The algorithm's use of soft BeLLMan backups enables globally consistent value estimation, correcting for biases in high-noise regions of the diffusion chain and supporting robust search even where stepwise reward prediction is inaccurate.

7. Position in the Broader Field and Conceptual Significance

DTS$^\star$ operationalizes inference-time alignment as a global search and incremental credit assignment problem, reflecting a trend toward integrating tree search with probabilistic and deep generative methods.
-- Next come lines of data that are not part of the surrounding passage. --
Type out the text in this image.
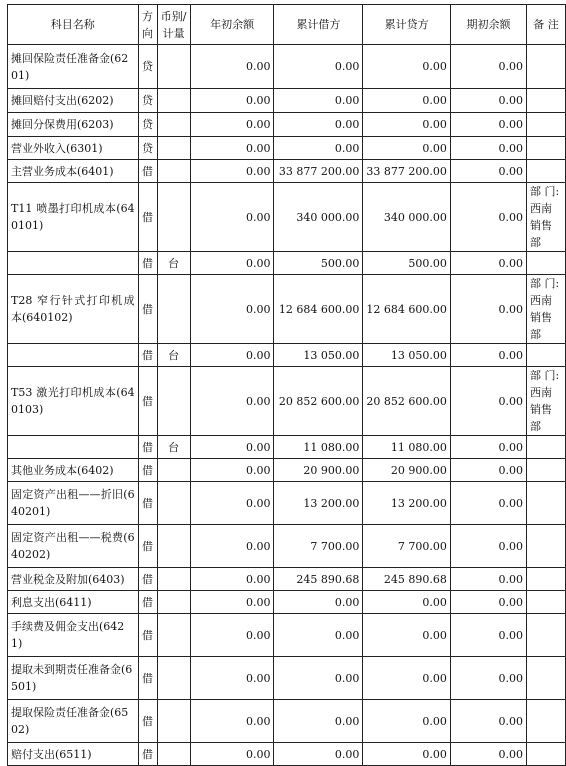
科目名称	方向	币别/计量	年初余额	累计借方	累计贷方	期初余额	备 注
摊回保险责任准备金(6201)	贷		0.00	0.00	0.00	0.00	
摊回赔付支出(6202)	贷		0.00	0.00	0.00	0.00	
摊回分保费用(6203)	贷		0.00	0.00	0.00	0.00	
营业外收入(6301)	贷		0.00	0.00	0.00	0.00	
主营业务成本(6401)	借		0.00	33 877 200.00	33 877 200.00	0.00	
T11 喷墨打印机成本(640101)	借		0.00	340 000.00	340 000.00	0.00	部 门:西南销售部
	借	台	0.00	500.00	500.00	0.00	
T28 窄行针式打印机成本(640102)	借		0.00	12 684 600.00	12 684 600.00	0.00	部 门:西南销售部
	借	台	0.00	13 050.00	13 050.00	0.00	
T53 激光打印机成本(640103)	借		0.00	20 852 600.00	20 852 600.00	0.00	部 门:西南销售部
	借	台	0.00	11 080.00	11 080.00	0.00	
其他业务成本(6402)	借		0.00	20 900.00	20 900.00	0.00	
固定资产出租——折旧(640201)	借		0.00	13 200.00	13 200.00	0.00	
固定资产出租——税费(640202)	借		0.00	7 700.00	7 700.00	0.00	
营业税金及附加(6403)	借		0.00	245 890.68	245 890.68	0.00	
利息支出(6411)	借		0.00	0.00	0.00	0.00	
手续费及佣金支出(6421)	借		0.00	0.00	0.00	0.00	
提取未到期责任准备金(6501)	借		0.00	0.00	0.00	0.00	
提取保险责任准备金(6502)	借		0.00	0.00	0.00	0.00	
赔付支出(6511)	借		0.00	0.00	0.00	0.00	
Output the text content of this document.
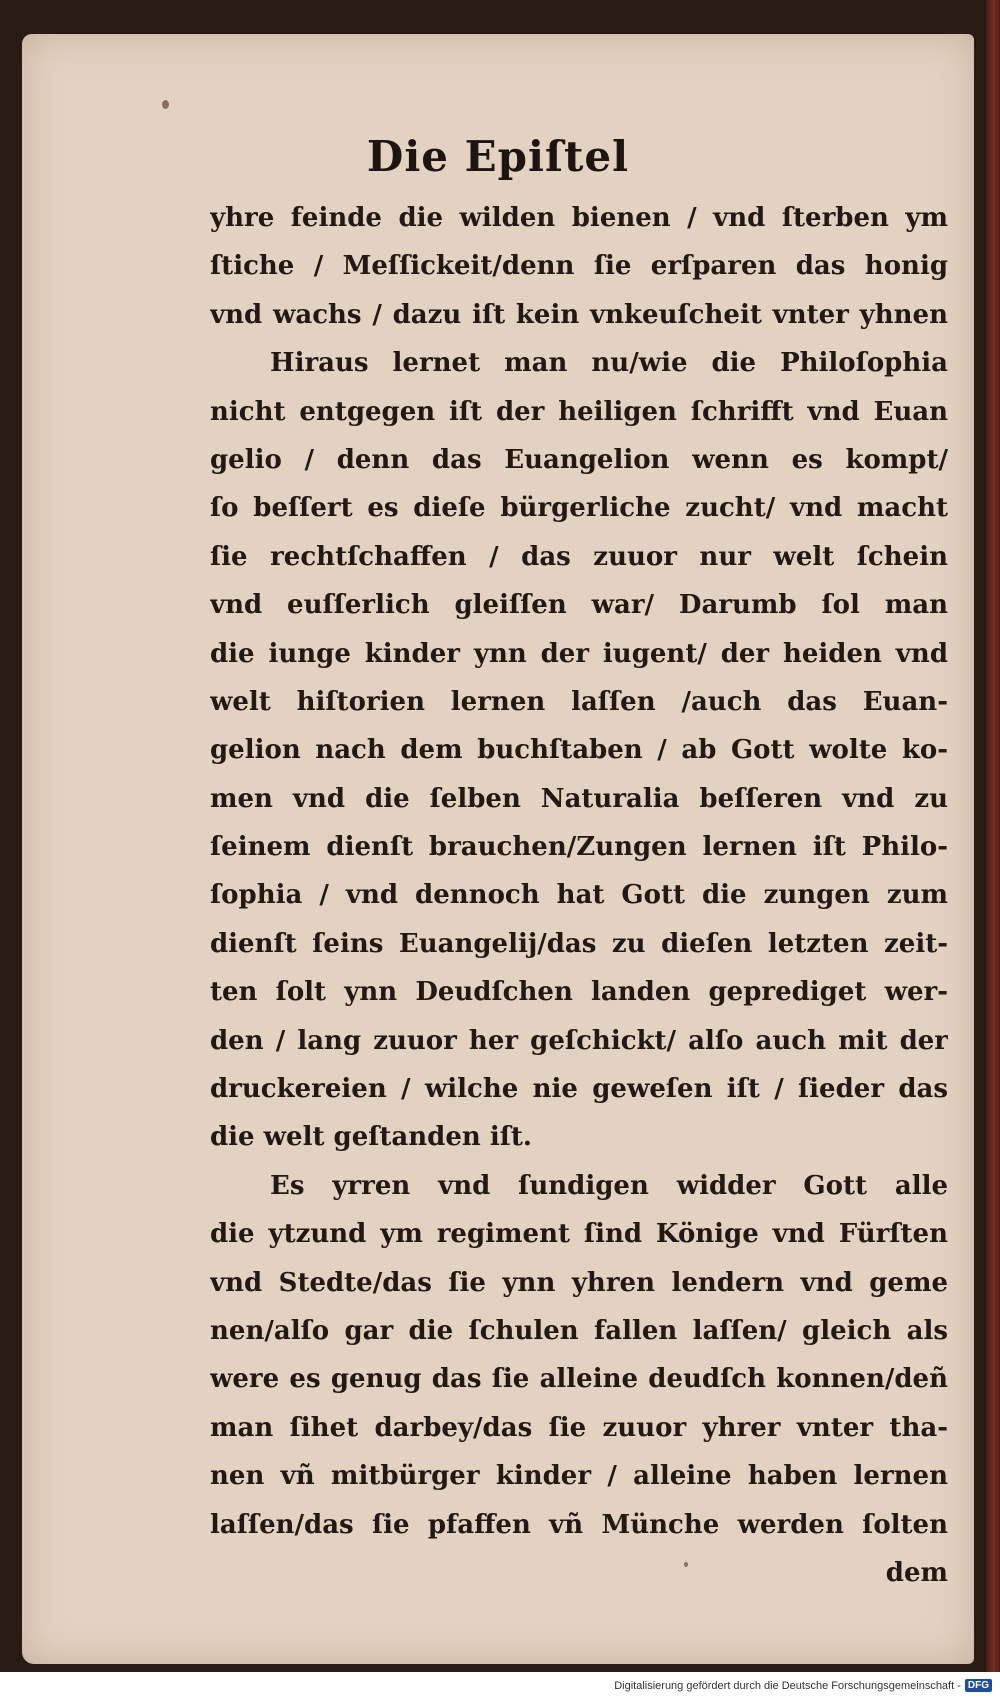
Die Epiſtel
yhre feinde die wilden bienen / vnd ſterben ym
ſtiche / Meſſickeit/denn ſie erſparen das honig
vnd wachs / dazu iſt kein vnkeuſcheit vnter yhnen
Hiraus lernet man nu/wie die Philoſophia
nicht entgegen iſt der heiligen ſchrifft vnd Euan
gelio / denn das Euangelion wenn es kompt/
ſo beſſert es dieſe bürgerliche zucht/ vnd macht
ſie rechtſchaffen / das zuuor nur welt ſchein
vnd euſſerlich gleiſſen war/ Darumb ſol man
die iunge kinder ynn der iugent/ der heiden vnd
welt hiſtorien lernen laſſen /auch das Euan-
gelion nach dem buchſtaben / ab Gott wolte ko-
men vnd die ſelben Naturalia beſſeren vnd zu
ſeinem dienſt brauchen/Zungen lernen iſt Philo-
ſophia / vnd dennoch hat Gott die zungen zum
dienſt ſeins Euangelij/das zu dieſen letzten zeit-
ten ſolt ynn Deudſchen landen geprediget wer-
den / lang zuuor her geſchickt/ alſo auch mit der
druckereien / wilche nie geweſen iſt / ſieder das
die welt geſtanden iſt.
Es yrren vnd ſundigen widder Gott alle
die ytzund ym regiment ſind Könige vnd Fürſten
vnd Stedte/das ſie ynn yhren lendern vnd geme
nen/alſo gar die ſchulen fallen laſſen/ gleich als
were es genug das ſie alleine deudſch konnen/deñ
man ſihet darbey/das ſie zuuor yhrer vnter tha-
nen vñ mitbürger kinder / alleine haben lernen
laſſen/das ſie pfaffen vñ Münche werden ſolten
dem
Digitalisierung gefördert durch die Deutsche Forschungsgemeinschaft - DFG
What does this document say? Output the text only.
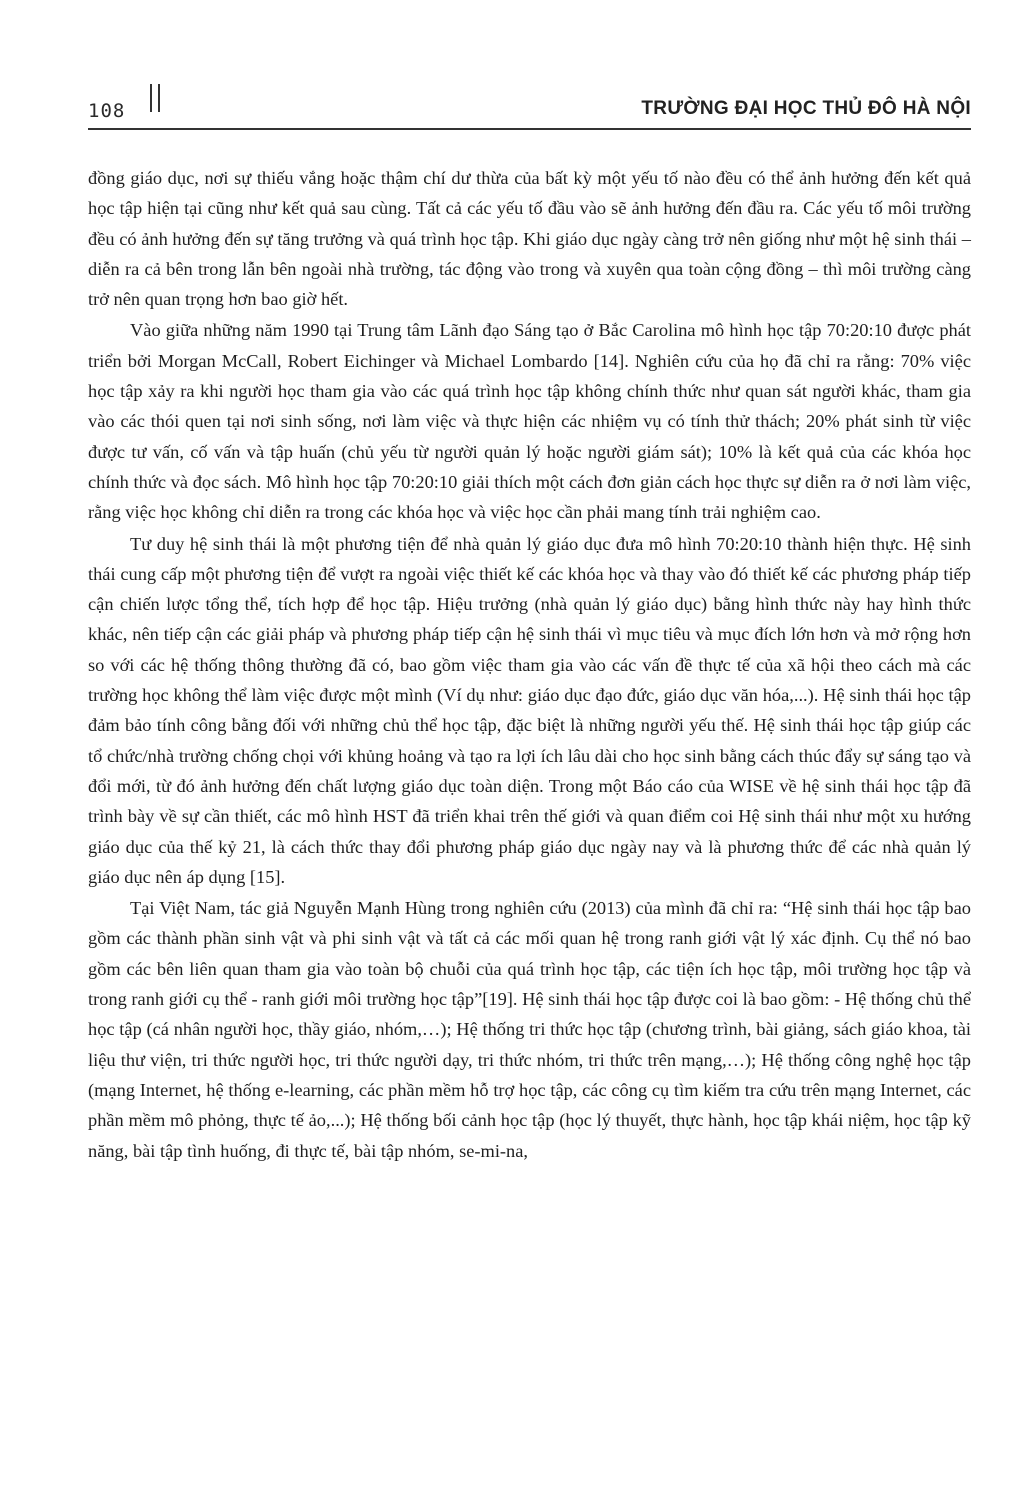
108	TRƯỜNG ĐẠI HỌC THỦ ĐÔ HÀ NỘI

đồng giáo dục, nơi sự thiếu vắng hoặc thậm chí dư thừa của bất kỳ một yếu tố nào đều có thể ảnh hưởng đến kết quả học tập hiện tại cũng như kết quả sau cùng. Tất cả các yếu tố đầu vào sẽ ảnh hưởng đến đầu ra. Các yếu tố môi trường đều có ảnh hưởng đến sự tăng trưởng và quá trình học tập. Khi giáo dục ngày càng trở nên giống như một hệ sinh thái – diễn ra cả bên trong lẫn bên ngoài nhà trường, tác động vào trong và xuyên qua toàn cộng đồng – thì môi trường càng trở nên quan trọng hơn bao giờ hết.

Vào giữa những năm 1990 tại Trung tâm Lãnh đạo Sáng tạo ở Bắc Carolina mô hình học tập 70:20:10 được phát triển bởi Morgan McCall, Robert Eichinger và Michael Lombardo [14]. Nghiên cứu của họ đã chỉ ra rằng: 70% việc học tập xảy ra khi người học tham gia vào các quá trình học tập không chính thức như quan sát người khác, tham gia vào các thói quen tại nơi sinh sống, nơi làm việc và thực hiện các nhiệm vụ có tính thử thách; 20% phát sinh từ việc được tư vấn, cố vấn và tập huấn (chủ yếu từ người quản lý hoặc người giám sát); 10% là kết quả của các khóa học chính thức và đọc sách. Mô hình học tập 70:20:10 giải thích một cách đơn giản cách học thực sự diễn ra ở nơi làm việc, rằng việc học không chỉ diễn ra trong các khóa học và việc học cần phải mang tính trải nghiệm cao.

Tư duy hệ sinh thái là một phương tiện để nhà quản lý giáo dục đưa mô hình 70:20:10 thành hiện thực. Hệ sinh thái cung cấp một phương tiện để vượt ra ngoài việc thiết kế các khóa học và thay vào đó thiết kế các phương pháp tiếp cận chiến lược tổng thể, tích hợp để học tập. Hiệu trưởng (nhà quản lý giáo dục) bằng hình thức này hay hình thức khác, nên tiếp cận các giải pháp và phương pháp tiếp cận hệ sinh thái vì mục tiêu và mục đích lớn hơn và mở rộng hơn so với các hệ thống thông thường đã có, bao gồm việc tham gia vào các vấn đề thực tế của xã hội theo cách mà các trường học không thể làm việc được một mình (Ví dụ như: giáo dục đạo đức, giáo dục văn hóa,...). Hệ sinh thái học tập đảm bảo tính công bằng đối với những chủ thể học tập, đặc biệt là những người yếu thế. Hệ sinh thái học tập giúp các tổ chức/nhà trường chống chọi với khủng hoảng và tạo ra lợi ích lâu dài cho học sinh bằng cách thúc đẩy sự sáng tạo và đổi mới, từ đó ảnh hưởng đến chất lượng giáo dục toàn diện. Trong một Báo cáo của WISE về hệ sinh thái học tập đã trình bày về sự cần thiết, các mô hình HST đã triển khai trên thế giới và quan điểm coi Hệ sinh thái như một xu hướng giáo dục của thế kỷ 21, là cách thức thay đổi phương pháp giáo dục ngày nay và là phương thức để các nhà quản lý giáo dục nên áp dụng [15].

Tại Việt Nam, tác giả Nguyễn Mạnh Hùng trong nghiên cứu (2013) của mình đã chỉ ra: “Hệ sinh thái học tập bao gồm các thành phần sinh vật và phi sinh vật và tất cả các mối quan hệ trong ranh giới vật lý xác định. Cụ thể nó bao gồm các bên liên quan tham gia vào toàn bộ chuỗi của quá trình học tập, các tiện ích học tập, môi trường học tập và trong ranh giới cụ thể - ranh giới môi trường học tập”[19]. Hệ sinh thái học tập được coi là bao gồm: - Hệ thống chủ thể học tập (cá nhân người học, thầy giáo, nhóm,…); Hệ thống tri thức học tập (chương trình, bài giảng, sách giáo khoa, tài liệu thư viện, tri thức người học, tri thức người dạy, tri thức nhóm, tri thức trên mạng,…); Hệ thống công nghệ học tập (mạng Internet, hệ thống e-learning, các phần mềm hỗ trợ học tập, các công cụ tìm kiếm tra cứu trên mạng Internet, các phần mềm mô phỏng, thực tế ảo,...); Hệ thống bối cảnh học tập (học lý thuyết, thực hành, học tập khái niệm, học tập kỹ năng, bài tập tình huống, đi thực tế, bài tập nhóm, se-mi-na,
By extending core ideas from MCTS to the denoising chains of diffusion models and incorporating mechanisms for value backup and computation reuse, DTS$^\star$ offers a principled, scalable, and effective approach for sample improvement and objective alignment without retraining.

The algorithm's scalability, efficiency, and robustness to overoptimization establish it as a reference method for inference-time search and reward optimization in generative modeling. Its anytime nature enables dynamic adaptation to computational budgets and real-world constraints in diverse domains.